Lady Peace was brought in, and a chariot measuring 14 ft. by 8 ft. with a rock and fountain for Apollo and the nine Muses. These were probably the dancers. The performance is called both a 'mask' and a 'triumph'. The total cost was £409 3s. 2d., exclusive of the value of stuffs supplied by the Wardrobe, and it is recorded that the chariot was broken and spoiled. Payments were made to a Mistress Swego, apparently for head-dressing, and to a 'muzisian that towghte the ladies'; also to Haunce Eottes for 'patternes', and to Petrucio, for his 'travell and paynes' taken in the preparations.[1] This is doubtless Petrucio Ubaldini, and it may also be assumed that the 'Mr. Alphonse', who apparently had the general direction or 'apoyntment' of the proceedings, and wore a pair of cloth-of-gold buskins, was Alfonso Ferrabosco, the musician.

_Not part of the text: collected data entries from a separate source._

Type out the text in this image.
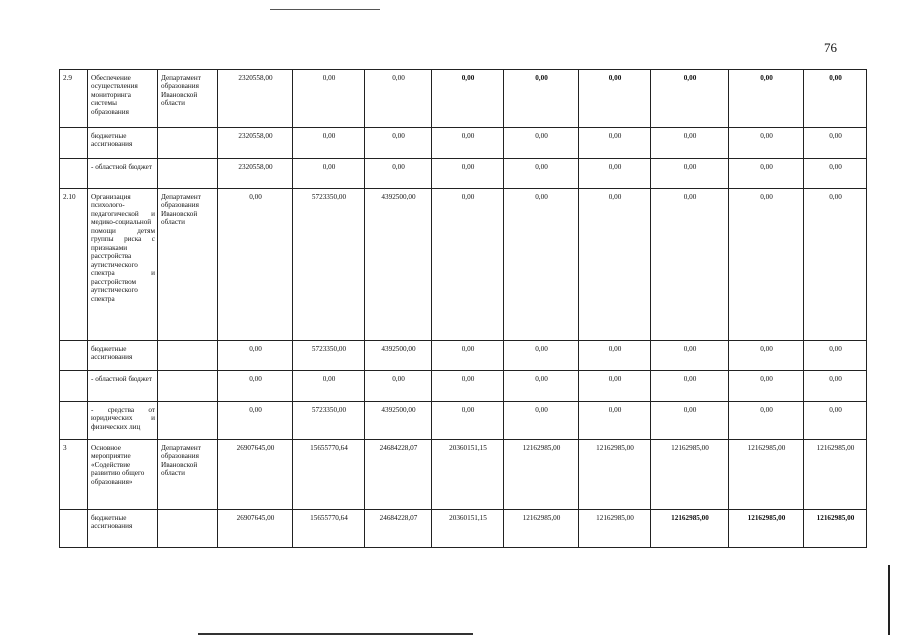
76
2.9	Обеспечение осуществления мониторинга системы образования	Департамент образования Ивановской области	2320558,00	0,00	0,00	0,00	0,00	0,00	0,00	0,00	0,00
	бюджетные ассигнования		2320558,00	0,00	0,00	0,00	0,00	0,00	0,00	0,00	0,00
	- областной бюджет		2320558,00	0,00	0,00	0,00	0,00	0,00	0,00	0,00	0,00
2.10	Организация психолого-педагогической и медико-социальной помощи детям группы риска с признаками расстройства аутистического спектра и расстройством аутистического спектра	Департамент образования Ивановской области	0,00	5723350,00	4392500,00	0,00	0,00	0,00	0,00	0,00	0,00
	бюджетные ассигнования		0,00	5723350,00	4392500,00	0,00	0,00	0,00	0,00	0,00	0,00
	- областной бюджет		0,00	0,00	0,00	0,00	0,00	0,00	0,00	0,00	0,00
	- средства от юридических и физических лиц		0,00	5723350,00	4392500,00	0,00	0,00	0,00	0,00	0,00	0,00
3	Основное мероприятие «Содействие развитию общего образования»	Департамент образования Ивановской области	26907645,00	15655770,64	24684228,07	20360151,15	12162985,00	12162985,00	12162985,00	12162985,00	12162985,00
	бюджетные ассигнования		26907645,00	15655770,64	24684228,07	20360151,15	12162985,00	12162985,00	12162985,00	12162985,00	12162985,00
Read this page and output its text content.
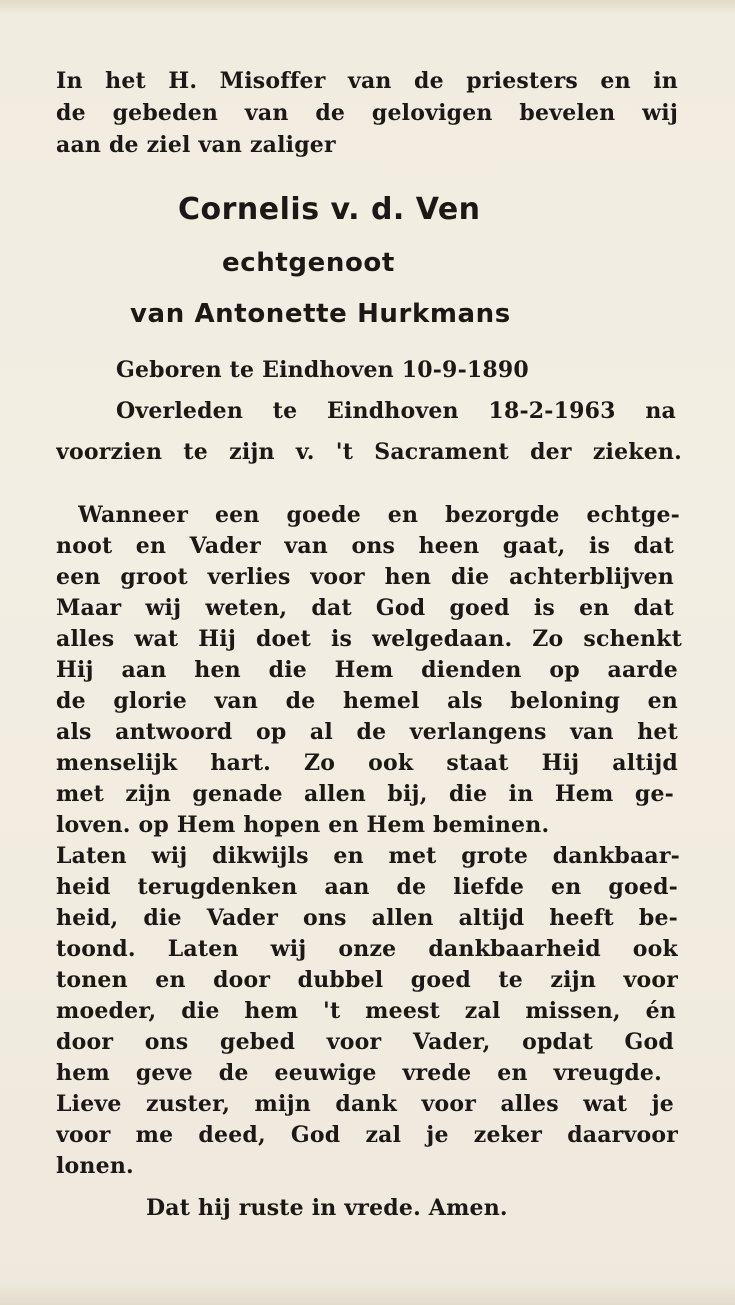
In het H. Misoffer van de priesters en in
de gebeden van de gelovigen bevelen wij
aan de ziel van zaliger
Cornelis v. d. Ven
echtgenoot
van Antonette Hurkmans
Geboren te Eindhoven 10-9-1890
Overleden te Eindhoven 18-2-1963 na
voorzien te zijn v. 't Sacrament der zieken.
Wanneer een goede en bezorgde echtge-
noot en Vader van ons heen gaat, is dat
een groot verlies voor hen die achterblijven
Maar wij weten, dat God goed is en dat
alles wat Hij doet is welgedaan. Zo schenkt
Hij aan hen die Hem dienden op aarde
de glorie van de hemel als beloning en
als antwoord op al de verlangens van het
menselijk hart. Zo ook staat Hij altijd
met zijn genade allen bij, die in Hem ge-
loven. op Hem hopen en Hem beminen.
Laten wij dikwijls en met grote dankbaar-
heid terugdenken aan de liefde en goed-
heid, die Vader ons allen altijd heeft be-
toond. Laten wij onze dankbaarheid ook
tonen en door dubbel goed te zijn voor
moeder, die hem 't meest zal missen, én
door ons gebed voor Vader, opdat God
hem geve de eeuwige vrede en vreugde.
Lieve zuster, mijn dank voor alles wat je
voor me deed, God zal je zeker daarvoor
lonen.
Dat hij ruste in vrede. Amen.
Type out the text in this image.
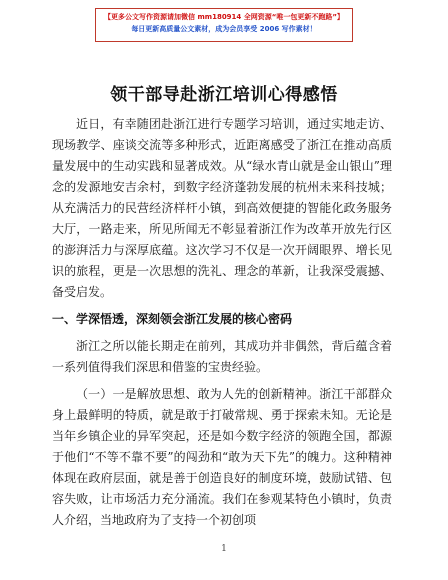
【更多公文写作资源请加微信 mm180914 全网资源“唯一包更新不跑路”】
每日更新高质量公文素材，成为会员享受 2006 写作素材！
领干部导赴浙江培训心得感悟

近日，有幸随团赴浙江进行专题学习培训，通过实地走访、现场教学、座谈交流等多种形式，近距离感受了浙江在推动高质量发展中的生动实践和显著成效。从“绿水青山就是金山银山”理念的发源地安吉余村，到数字经济蓬勃发展的杭州未来科技城；从充满活力的民营经济样杆小镇，到高效便捷的智能化政务服务大厅，一路走来，所见所闻无不彰显着浙江作为改革开放先行区的澎湃活力与深厚底蕴。这次学习不仅是一次开阔眼界、增长见识的旅程，更是一次思想的洗礼、理念的革新，让我深受震撼、备受启发。

一、学深悟透，深刻领会浙江发展的核心密码

浙江之所以能长期走在前列，其成功并非偶然，背后蕴含着一系列值得我们深思和借鉴的宝贵经验。

（一）一是解放思想、敢为人先的创新精神。浙江干部群众身上最鲜明的特质，就是敢于打破常规、勇于探索未知。无论是当年乡镇企业的异军突起，还是如今数字经济的领跑全国，都源于他们“不等不靠不要”的闯劲和“敢为天下先”的魄力。这种精神体现在政府层面，就是善于创造良好的制度环境，鼓励试错、包容失败，让市场活力充分涌流。我们在参观某特色小镇时，负责人介绍，当地政府为了支持一个初创项

1
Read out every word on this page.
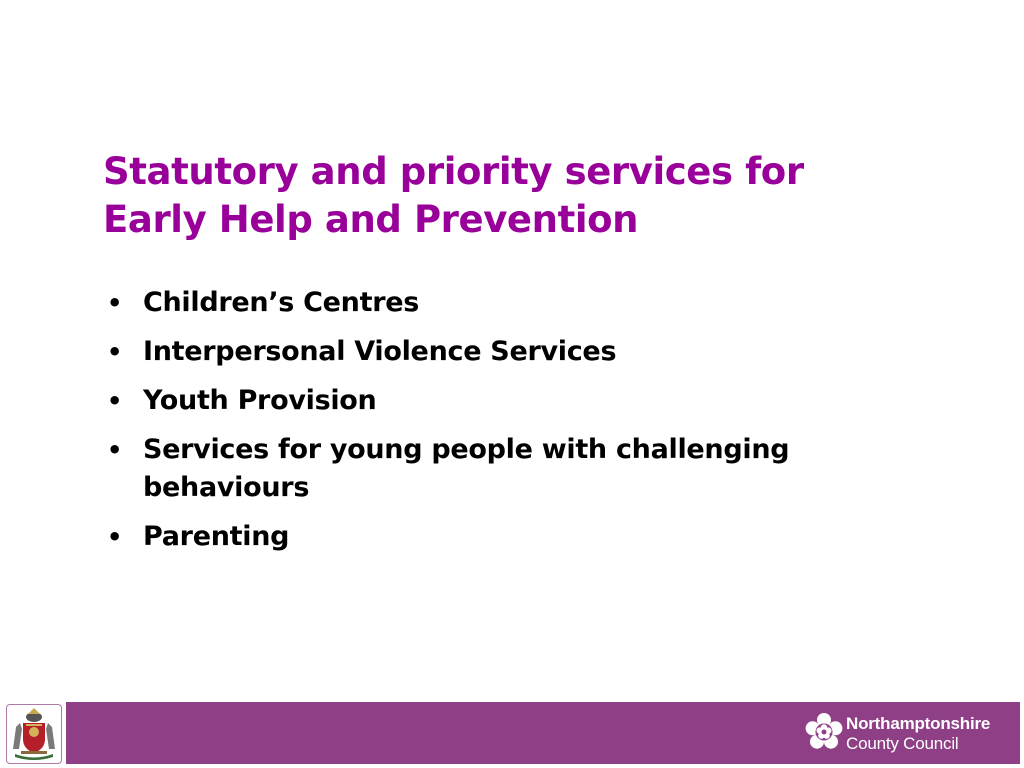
Statutory and priority services for
Early Help and Prevention
• Children’s Centres
• Interpersonal Violence Services
• Youth Provision
• Services for young people with challenging behaviours
• Parenting
Northamptonshire
County Council
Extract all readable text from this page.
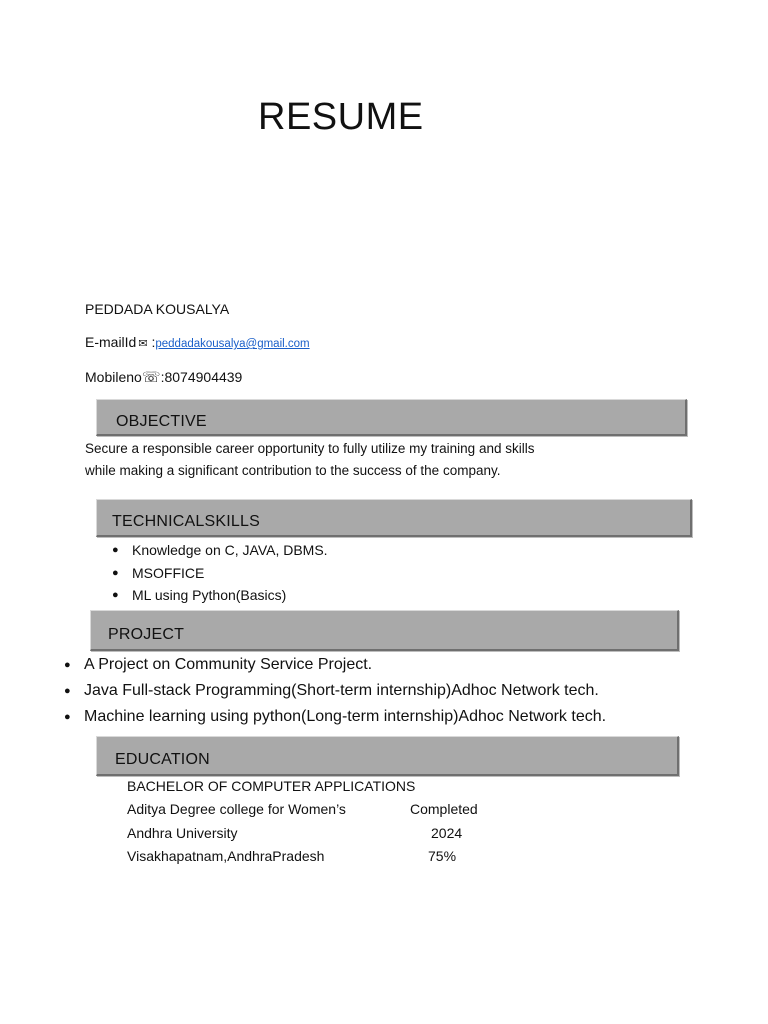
RESUME
PEDDADA KOUSALYA
E-mailId ✉ :peddadakousalya@gmail.com
Mobileno☏:8074904439
OBJECTIVE
Secure a responsible career opportunity to fully utilize my training and skills
while making a significant contribution to the success of the company.
TECHNICALSKILLS
● Knowledge on C, JAVA, DBMS.
● MSOFFICE
● ML using Python(Basics)
PROJECT
● A Project on Community Service Project.
● Java Full-stack Programming(Short-term internship)Adhoc Network tech.
● Machine learning using python(Long-term internship)Adhoc Network tech.
EDUCATION
BACHELOR OF COMPUTER APPLICATIONS
Aditya Degree college for Women’s	Completed
Andhra University	2024
Visakhapatnam,AndhraPradesh	75%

This example attests the continuance of the spectacular element in the mask. Its literary aspect also finds illustration during 1572. The scene was again a house of Lord Montague, who was celebrating the double wedding of his son and daughter to those of Sir William Dormer. The dancers were eight kinsmen of the host, dressed as Venetians. There was a long introductory narrative, spoken by a boy-actor. The motive of this was suggested by the supposed community of blood between the Montagues of England and the Montagues of Venice. The actor represented a boy of the English house, who had been taken prisoner by the Turks, together with four English soldiers, who were the torch-bearers. He had been rescued by Italian Montagues, who were returning with him to Italy, when a storm drove them on the shores of Kent, and they took the opportunity to visit their kinsmen in London. After the mask there was a shorter speech by Master Thomas Browne, whom the actor drew from the company, and presented to the maskers to replace him as their 'trounchman', and the maskers then took their leaves. The author of the verses was George Gascoigne. They contain no indication that Elizabeth was present, and therefore she probably was not. But they furnish a very good example of the way in which introductory speeches, still stiff and undramatic, were used to give topical point and meaning to the disguises assumed by maskers.[2] With this Montague mask may be compared that at the wedding of Henry Unton, represented in one of

  1. Feuillerat, Eliz. 153.
  2. G. Gascoigne, A devise of a Maske for the right honorable Viscount Mountacute (Works, i. 75, from The Posies of 1575). The date is fixed by Thomas Giles's letter.